Antonio Lobo Antunes L’écrivain portugais, expsychiatre entré en littérature, a écrit un livre majeur : « La nébuleuse de l’insomnie ». Dans une atmosphère très « saudade » portugaise, tout se mêle au fil des errements nuit/jour. Plus d’hier, plus de demain ; plus de frontière vivants-morts : « Par moments, je me demande si nous ne sommes pas tous morts »…
Philippe Delerm L’auteur de l’inoubliable « La Première Gorgée de bière et autres plaisirs minuscules », paru en 1997, nous reviendra avec un nouveau livre qui sortira le 15 septembre : « Je vais passer pour un vieux con ». Autant dire que Strasbourg et sa Bibliothèque Idéale aura le privilège de découvrir son bouquin avant le reste de la France… « Je vais passer pour un vieux con », « Quand on est dedans, elle est bonne », « Je vais relire Proust », « Les mots sont dérisoires »... banalités lancées sans même y penser, petites phrases toutes faites qui viennent combler les trous de nos discours automatiques. Et pourtant, comme elles disent de nous : de nos faiblesses, de nos suffisances, de nos complicités, tous ces révélateurs de notre comédie humaine. Des mots qui aident à vivre, n’est-ce pas ?.. 62
Annie Ernaux Une habituée des déplacements à Strasbourg, viendra une nouvelle fois réaffirmer que « la littérature est une arme : un livre doit être la hache qui brise la mer gelée en deux ». Elle qui, grâce à la littérature, les études, a su quitter l’épicerie familiale d’Yvetot, en Normandie, et accéder ainsi à un univers auquel rien, dans ses origines, ne la destinait. Mais elle voulait une autre vie et elle a rendu sa volonté possible. Ce sera à coup sûr un très grand entretien…
Bernard Pivot Enchanté l’an passé par l’émotion de se redécouvrir au fil de ses premières « Apostrophes », Bernard Pivot n’a pas hésité à revenir pour l’édition 2012. Et cette fois-ci, c’est lui qui a préparé la soirée à l’intention du public. Impossible de vous en dire plus pour l’heure car le charme serait rompu. Allez, un indice quand même : la surprise en question est connue sous le nom générique de « Souvenirs d’un gratteur de tête ». Vous avez tout l’été pour vous creuser les méninges…

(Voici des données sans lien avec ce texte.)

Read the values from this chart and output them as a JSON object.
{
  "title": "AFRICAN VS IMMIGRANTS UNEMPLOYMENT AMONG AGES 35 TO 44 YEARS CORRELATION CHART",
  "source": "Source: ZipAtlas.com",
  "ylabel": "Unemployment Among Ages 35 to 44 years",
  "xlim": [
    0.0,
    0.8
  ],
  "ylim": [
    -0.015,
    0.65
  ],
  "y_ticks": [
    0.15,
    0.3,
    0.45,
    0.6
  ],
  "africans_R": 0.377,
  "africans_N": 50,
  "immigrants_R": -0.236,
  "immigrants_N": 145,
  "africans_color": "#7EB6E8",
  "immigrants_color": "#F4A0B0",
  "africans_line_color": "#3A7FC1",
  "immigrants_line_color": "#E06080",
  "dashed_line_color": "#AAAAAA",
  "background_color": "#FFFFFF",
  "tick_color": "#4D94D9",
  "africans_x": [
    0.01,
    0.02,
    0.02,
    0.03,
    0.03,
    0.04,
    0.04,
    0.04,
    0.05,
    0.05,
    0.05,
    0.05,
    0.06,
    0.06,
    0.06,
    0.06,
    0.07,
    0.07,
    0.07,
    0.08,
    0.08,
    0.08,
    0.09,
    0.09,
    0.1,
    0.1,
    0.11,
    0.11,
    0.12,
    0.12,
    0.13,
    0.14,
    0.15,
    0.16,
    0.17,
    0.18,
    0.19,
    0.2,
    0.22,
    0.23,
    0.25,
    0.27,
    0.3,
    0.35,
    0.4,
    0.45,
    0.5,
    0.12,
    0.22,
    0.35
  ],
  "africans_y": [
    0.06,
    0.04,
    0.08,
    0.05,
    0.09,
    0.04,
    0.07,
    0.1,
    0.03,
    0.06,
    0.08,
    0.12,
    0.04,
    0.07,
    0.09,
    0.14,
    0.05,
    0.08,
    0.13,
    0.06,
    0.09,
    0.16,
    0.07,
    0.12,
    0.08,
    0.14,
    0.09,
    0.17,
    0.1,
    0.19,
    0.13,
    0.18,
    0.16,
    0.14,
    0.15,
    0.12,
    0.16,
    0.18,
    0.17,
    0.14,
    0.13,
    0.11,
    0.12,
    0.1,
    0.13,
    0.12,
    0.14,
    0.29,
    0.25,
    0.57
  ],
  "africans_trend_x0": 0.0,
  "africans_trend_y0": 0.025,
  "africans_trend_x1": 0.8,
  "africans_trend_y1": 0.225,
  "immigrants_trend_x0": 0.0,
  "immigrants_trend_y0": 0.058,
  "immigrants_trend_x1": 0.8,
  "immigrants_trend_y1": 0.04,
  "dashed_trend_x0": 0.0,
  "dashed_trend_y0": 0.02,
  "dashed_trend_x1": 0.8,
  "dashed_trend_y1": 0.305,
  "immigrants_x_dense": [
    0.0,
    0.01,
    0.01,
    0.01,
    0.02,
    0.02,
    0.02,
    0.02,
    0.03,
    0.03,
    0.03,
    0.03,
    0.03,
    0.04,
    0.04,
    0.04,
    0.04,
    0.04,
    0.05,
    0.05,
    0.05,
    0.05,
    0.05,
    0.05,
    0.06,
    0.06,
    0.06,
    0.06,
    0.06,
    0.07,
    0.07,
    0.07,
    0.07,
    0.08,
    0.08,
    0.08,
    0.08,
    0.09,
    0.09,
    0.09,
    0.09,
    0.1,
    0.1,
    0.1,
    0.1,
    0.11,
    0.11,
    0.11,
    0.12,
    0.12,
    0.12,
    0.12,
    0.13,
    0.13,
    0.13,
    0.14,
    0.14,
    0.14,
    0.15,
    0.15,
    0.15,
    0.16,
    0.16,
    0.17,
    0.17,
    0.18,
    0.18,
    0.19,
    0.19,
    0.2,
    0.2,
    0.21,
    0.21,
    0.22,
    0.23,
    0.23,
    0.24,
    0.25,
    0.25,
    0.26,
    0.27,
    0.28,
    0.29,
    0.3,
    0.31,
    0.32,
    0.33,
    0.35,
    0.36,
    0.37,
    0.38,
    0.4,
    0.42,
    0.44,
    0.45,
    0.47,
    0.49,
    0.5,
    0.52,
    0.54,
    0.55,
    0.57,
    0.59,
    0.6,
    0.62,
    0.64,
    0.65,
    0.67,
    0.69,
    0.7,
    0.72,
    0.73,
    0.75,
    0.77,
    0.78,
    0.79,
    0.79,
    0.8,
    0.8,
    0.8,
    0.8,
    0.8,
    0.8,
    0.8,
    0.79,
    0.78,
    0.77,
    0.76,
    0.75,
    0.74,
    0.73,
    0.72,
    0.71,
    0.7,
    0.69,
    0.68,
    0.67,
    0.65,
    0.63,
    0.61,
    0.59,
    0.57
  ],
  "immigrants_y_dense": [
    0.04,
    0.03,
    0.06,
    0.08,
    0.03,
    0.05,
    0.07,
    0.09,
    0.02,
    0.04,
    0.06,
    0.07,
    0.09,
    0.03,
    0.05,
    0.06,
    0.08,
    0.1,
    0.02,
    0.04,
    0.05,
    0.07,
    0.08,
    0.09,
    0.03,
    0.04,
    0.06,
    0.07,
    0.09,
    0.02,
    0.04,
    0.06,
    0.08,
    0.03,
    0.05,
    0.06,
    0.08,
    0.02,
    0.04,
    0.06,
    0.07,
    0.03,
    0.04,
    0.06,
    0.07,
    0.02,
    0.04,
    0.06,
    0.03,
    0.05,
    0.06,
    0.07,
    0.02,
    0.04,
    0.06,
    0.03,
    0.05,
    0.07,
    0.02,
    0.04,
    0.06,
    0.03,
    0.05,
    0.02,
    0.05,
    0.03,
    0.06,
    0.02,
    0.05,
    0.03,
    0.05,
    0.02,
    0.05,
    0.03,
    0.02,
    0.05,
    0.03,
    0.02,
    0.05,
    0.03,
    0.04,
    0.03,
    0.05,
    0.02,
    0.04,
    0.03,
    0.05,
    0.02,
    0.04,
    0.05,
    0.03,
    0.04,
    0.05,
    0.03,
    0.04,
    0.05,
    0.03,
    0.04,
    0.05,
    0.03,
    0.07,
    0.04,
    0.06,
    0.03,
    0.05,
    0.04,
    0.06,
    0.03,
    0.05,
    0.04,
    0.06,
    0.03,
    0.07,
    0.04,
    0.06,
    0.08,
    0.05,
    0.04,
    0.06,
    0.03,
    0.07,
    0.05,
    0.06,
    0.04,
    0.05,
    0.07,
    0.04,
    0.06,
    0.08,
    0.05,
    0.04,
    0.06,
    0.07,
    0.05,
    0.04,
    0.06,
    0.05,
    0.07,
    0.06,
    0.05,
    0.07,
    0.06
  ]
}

Abdellah Taïa Au Maroc, son pays, l’homosexualité est un crime grave, passible de prison. Il n’en a cure. Abdellah Taïa revendique le fait d’être gay. Il a déjà décroché le Prix de Flore en 2010 pour son roman « Le jour du Roi ». Durant la Bibliothèque Idéale 2012, il sera sur scène avec la comédienne Anne Brochet lors d’une soirée appelée : « Si on marche sur toi, je me battrai pour toi ».
Tahar Ben Jelloun Tahar, lui aussi, adore Strasbourg. Son roman, « Le bonheur conjugal» sortira fin août. Qu’est ce que le bonheur conjugal dans une société où le mariage est une institution ? Souvent rien d’autre qu’une façade, une illusion entretenue par lâcheté ou convenances. C’est ce que raconte ce roman en confrontant deux versants d’une même histoire…

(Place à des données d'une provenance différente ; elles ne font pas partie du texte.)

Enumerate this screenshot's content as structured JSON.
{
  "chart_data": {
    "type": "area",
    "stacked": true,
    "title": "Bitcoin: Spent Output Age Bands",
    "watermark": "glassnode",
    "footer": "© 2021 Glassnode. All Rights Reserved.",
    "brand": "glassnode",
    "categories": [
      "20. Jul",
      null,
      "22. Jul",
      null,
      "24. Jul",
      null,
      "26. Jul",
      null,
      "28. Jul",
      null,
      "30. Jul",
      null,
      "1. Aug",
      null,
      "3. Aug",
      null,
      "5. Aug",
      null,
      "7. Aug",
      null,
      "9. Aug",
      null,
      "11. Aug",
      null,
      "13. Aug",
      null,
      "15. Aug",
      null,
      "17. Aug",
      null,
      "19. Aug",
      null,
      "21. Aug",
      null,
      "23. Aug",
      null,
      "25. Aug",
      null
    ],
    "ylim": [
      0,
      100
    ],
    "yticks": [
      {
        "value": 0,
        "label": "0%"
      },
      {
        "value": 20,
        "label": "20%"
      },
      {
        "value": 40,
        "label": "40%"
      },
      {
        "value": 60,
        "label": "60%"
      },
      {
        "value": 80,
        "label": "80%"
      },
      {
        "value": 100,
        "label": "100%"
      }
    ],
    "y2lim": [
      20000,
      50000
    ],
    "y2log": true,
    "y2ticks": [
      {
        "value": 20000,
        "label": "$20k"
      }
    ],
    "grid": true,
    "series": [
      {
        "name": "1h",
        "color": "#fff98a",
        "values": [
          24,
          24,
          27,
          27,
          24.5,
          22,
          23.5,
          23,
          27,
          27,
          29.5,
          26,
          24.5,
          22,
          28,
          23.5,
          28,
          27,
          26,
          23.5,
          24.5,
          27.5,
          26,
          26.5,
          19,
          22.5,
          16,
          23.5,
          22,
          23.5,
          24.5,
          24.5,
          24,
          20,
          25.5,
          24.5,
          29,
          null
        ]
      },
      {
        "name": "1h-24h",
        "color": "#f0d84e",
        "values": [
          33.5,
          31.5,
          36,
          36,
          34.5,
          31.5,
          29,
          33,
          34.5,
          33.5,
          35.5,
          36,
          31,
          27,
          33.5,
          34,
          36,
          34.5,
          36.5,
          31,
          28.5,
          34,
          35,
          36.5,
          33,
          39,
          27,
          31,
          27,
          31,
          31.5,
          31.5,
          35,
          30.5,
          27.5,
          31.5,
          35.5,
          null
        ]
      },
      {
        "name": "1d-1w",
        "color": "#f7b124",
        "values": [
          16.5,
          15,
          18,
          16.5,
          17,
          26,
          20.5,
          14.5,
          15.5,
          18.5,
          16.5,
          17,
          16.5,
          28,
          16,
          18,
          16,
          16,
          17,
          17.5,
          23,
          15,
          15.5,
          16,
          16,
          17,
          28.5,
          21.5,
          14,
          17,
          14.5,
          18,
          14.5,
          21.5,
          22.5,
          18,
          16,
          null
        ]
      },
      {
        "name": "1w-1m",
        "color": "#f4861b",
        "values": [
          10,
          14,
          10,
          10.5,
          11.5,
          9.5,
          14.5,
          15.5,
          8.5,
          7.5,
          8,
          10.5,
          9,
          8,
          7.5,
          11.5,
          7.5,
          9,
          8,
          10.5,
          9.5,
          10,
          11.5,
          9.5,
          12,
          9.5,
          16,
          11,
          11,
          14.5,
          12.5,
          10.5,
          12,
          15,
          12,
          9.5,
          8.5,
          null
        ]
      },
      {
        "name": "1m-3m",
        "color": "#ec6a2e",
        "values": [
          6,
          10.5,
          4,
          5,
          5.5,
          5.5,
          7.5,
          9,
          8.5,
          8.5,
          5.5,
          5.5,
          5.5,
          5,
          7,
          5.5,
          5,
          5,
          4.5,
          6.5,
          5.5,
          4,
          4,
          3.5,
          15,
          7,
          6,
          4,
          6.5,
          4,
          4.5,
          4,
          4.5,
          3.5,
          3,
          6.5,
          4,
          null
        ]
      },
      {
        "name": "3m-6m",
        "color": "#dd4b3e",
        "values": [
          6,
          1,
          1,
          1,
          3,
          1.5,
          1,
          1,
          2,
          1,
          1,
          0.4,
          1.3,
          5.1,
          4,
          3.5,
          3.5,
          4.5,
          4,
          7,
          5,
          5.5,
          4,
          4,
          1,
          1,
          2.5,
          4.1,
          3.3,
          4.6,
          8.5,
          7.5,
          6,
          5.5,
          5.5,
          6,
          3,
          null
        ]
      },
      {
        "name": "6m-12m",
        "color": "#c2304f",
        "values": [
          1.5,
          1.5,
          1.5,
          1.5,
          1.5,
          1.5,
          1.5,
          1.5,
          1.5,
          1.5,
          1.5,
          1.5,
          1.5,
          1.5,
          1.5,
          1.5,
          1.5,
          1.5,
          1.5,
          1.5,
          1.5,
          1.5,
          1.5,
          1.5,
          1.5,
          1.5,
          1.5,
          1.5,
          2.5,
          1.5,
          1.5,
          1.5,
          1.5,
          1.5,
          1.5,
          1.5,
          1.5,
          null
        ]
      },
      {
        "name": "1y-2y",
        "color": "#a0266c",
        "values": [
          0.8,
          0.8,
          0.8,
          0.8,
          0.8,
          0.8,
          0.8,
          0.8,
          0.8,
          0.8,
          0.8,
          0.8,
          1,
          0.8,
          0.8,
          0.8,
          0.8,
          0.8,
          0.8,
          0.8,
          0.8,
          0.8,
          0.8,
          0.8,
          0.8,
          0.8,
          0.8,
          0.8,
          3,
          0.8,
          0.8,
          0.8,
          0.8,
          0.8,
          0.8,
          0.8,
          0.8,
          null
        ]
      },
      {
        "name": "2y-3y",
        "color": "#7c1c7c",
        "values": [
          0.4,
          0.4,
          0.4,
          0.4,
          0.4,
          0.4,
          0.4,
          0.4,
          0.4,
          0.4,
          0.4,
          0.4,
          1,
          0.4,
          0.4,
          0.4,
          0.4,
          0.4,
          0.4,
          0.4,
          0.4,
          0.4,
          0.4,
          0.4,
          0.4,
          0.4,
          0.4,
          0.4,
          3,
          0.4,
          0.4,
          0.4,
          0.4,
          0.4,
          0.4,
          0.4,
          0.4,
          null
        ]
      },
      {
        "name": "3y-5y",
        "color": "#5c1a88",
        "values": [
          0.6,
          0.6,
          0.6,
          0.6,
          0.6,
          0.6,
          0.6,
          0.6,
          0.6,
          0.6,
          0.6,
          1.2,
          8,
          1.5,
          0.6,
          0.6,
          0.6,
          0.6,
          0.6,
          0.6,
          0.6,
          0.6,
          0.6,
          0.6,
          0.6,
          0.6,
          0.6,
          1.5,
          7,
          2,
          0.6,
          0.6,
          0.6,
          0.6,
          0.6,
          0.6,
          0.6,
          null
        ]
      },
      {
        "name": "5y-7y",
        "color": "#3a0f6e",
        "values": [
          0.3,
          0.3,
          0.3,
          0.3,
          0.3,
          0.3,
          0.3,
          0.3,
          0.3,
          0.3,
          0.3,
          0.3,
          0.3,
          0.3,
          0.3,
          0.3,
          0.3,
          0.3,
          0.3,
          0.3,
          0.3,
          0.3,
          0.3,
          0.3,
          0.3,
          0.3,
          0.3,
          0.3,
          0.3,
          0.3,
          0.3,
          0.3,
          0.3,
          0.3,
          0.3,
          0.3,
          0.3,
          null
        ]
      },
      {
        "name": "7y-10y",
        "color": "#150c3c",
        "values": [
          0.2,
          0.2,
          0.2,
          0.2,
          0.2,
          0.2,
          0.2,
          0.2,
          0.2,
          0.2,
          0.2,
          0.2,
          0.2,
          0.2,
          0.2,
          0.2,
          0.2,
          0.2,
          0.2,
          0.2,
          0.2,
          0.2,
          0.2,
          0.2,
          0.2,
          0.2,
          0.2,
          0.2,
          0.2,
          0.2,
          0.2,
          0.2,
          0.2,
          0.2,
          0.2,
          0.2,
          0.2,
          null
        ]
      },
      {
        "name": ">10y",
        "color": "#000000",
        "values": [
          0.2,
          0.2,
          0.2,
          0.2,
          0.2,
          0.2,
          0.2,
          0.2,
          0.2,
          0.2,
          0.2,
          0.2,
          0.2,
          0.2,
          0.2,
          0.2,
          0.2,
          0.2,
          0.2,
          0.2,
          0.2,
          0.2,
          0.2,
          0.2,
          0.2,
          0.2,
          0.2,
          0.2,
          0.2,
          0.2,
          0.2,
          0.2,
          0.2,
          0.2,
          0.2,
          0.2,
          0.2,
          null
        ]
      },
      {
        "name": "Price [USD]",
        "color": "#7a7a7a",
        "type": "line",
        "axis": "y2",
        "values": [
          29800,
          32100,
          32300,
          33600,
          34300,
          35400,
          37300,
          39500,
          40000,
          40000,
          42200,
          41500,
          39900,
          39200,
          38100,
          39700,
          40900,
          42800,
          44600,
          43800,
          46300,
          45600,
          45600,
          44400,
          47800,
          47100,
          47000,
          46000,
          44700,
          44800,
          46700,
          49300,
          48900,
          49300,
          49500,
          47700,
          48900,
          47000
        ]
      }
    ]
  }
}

Maryse Condé Elle est sans doute le plus grand écrivain guadeloupéen vivant. Dans « La vie sans fards », son dernier roman, Maryse Condé affirme qu’il s’agit d’abord et avant tout de l’histoire d’une femme cherchant le bonheur, cherchant le compagnon idéal et aux prises avec les difficultés de la vie. Elle est confrontée à ce choix capital et toujours actuel : être mère ou exister pour soi seule. La Vie sans fards est surtout la réflexion d’un être humain cherchant à se réaliser pleinement. Son premier roman s’intitulait En attendant le bonheur : Heremakhonon. « La vie sans fards » l’affirme : il finira par arriver…
Enrique Vila-Matas Prix Médicis Etranger en 2003 pour « Le mal de Montano », Enrique Vila-Matas est un des plus grands écrivains espagnols contemporains. Les textes de l’écrivain barcelonais frappent par leur construction virtuose, comme s’il jonglait avec ses intrigues, bourrées de références littéraires qu’il n’est pas indispensable de décrypter pour les goûter. Avec, en prime, une ironie constante. Que la réalité en soit réduite à devoir être décrite par la littérature semble être pour lui un paradoxe très réjouissant… 63
À noter également Un des grands rendez-vous de la Bibliothèque idéale 2012 sera incontestablement la présence de Denis Westhof, le fils unique de Françoise Sagan. Il a enfin écrit le livre que tous les éditeurs rêvaient de publier : « Sagan et fils ». Non pas une énième biographie de l’écrivain (on en compte déjà neuf) mais le tendre compagnonnage avec une maman « écrivain ». Un livre d’une grande originalité et écrit très librement avec pour seule règle chronologique celle du cœur… Au final, l’émouvante pudeur du regard d’un gamin sur une maman pas tout à fait comme les autres…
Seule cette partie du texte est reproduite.